The red light slowly receded, growing smaller and fainter until it winked out in the distance. Still Tina could not look away. How had she not recognised it? But she knew the answer already. As usual she hadn’t let her mind open itself to the whole picture. As usual, she had been drawn to the fact that her father and her son had really connected. As usual, she had assumed that this was all there was to it. Wrong answer. She was jealous. Right answer. She was relieved and pleased nevertheless. Right again.
Josh was on his way to Melbourne to begin his apprenticeship to a well-known chef. This had been her father’s dream but he seemed never to be able to act on it. Now her son was learning from his mentor of all of four months.

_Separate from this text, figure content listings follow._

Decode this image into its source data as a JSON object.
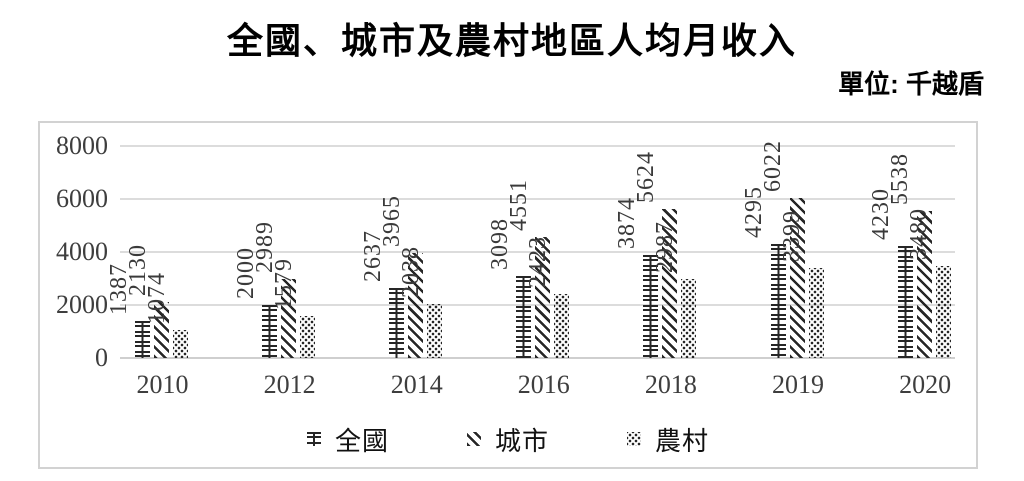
{
  "page": {
    "title": "全國、城市及農村地區人均月收入",
    "unit_label": "單位: 千越盾"
  },
  "chart_data": {
    "type": "bar",
    "title": "全國、城市及農村地區人均月收入",
    "subtitle": "單位: 千越盾",
    "categories": [
      "2010",
      "2012",
      "2014",
      "2016",
      "2018",
      "2019",
      "2020"
    ],
    "series": [
      {
        "name": "全國",
        "pattern": "h-chain",
        "values": [
          1387,
          2000,
          2637,
          3098,
          3874,
          4295,
          4230
        ]
      },
      {
        "name": "城市",
        "pattern": "diagonal-stripes",
        "values": [
          2130,
          2989,
          3965,
          4551,
          5624,
          6022,
          5538
        ]
      },
      {
        "name": "農村",
        "pattern": "dots",
        "values": [
          1074,
          1579,
          2038,
          2423,
          2987,
          3399,
          3480
        ]
      }
    ],
    "ylim": [
      0,
      8000
    ],
    "yticks": [
      0,
      2000,
      4000,
      6000,
      8000
    ],
    "xlabel": "",
    "ylabel": "",
    "grid": true,
    "legend_position": "bottom",
    "bar_color": "#262626",
    "grid_color": "#dcdcdc",
    "data_labels": "rotated-90-above-bars"
  }
}
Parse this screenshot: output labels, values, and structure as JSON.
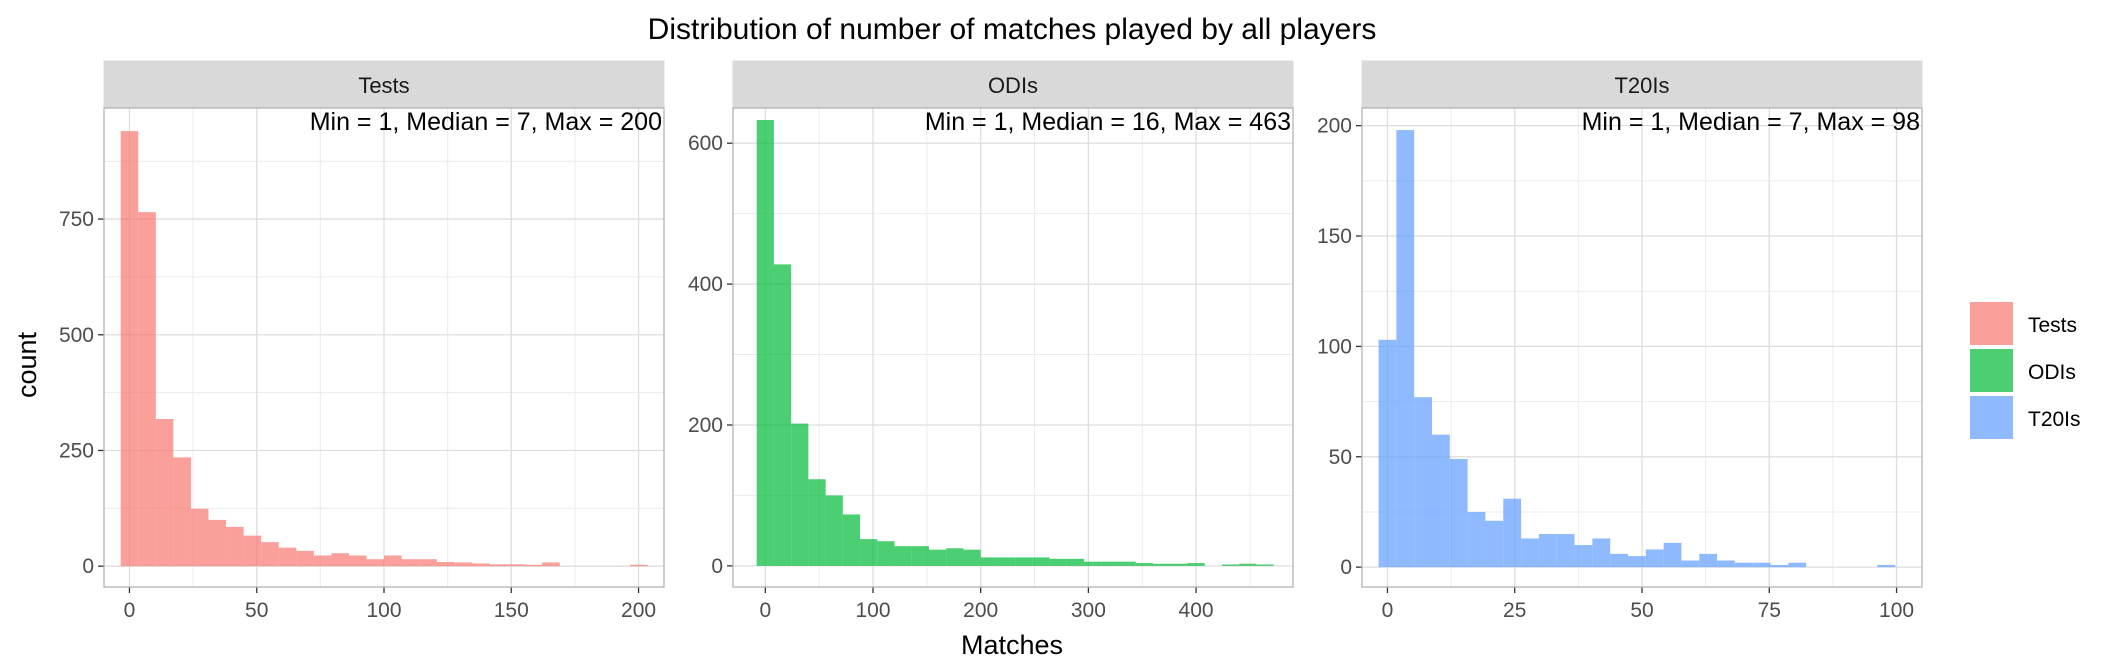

She was surprised to feel stinging tears.
“Why didn’t you tell me?” she whispered to herself. “you could have told me.”
The suddenness of Alby’s death had stunned her. One minute he was walking and the next he was in intensive care and leaving his life. She sat the hours by his bedside, devastated. He couldn’t hear her and two days later he was dead. She had not even heard him speak.
A bitter wind circled her ankles, despite the March warmth. She had to learn the truth from Josh and even he hadn’t told her the complete story. The darkness pushed at her as she walked home from the station, slowing her steps.
“You don’t want the truth, mum,” he had told her, “not really. That’s why Pa didn’t want to tell you. He wanted to end life on his own terms, just for himself, not killed like grandma in that car.”
He had paused before getting into the carriage, thinking. She wanted to hug him.
“You have to start living your life, Alby says. I love you.”
And he was gone.
She pushed back into the dark wind, head bowed, lost in thought. A deep realisation that she’d been slowly dying all these years since the accident swam up through her gut and into her heart. She chuckled softly but it was like an ache at the realisation.
She didn’t see the speeding car.
         In an explosion of sound, bone and flesh, Tina died full of hope.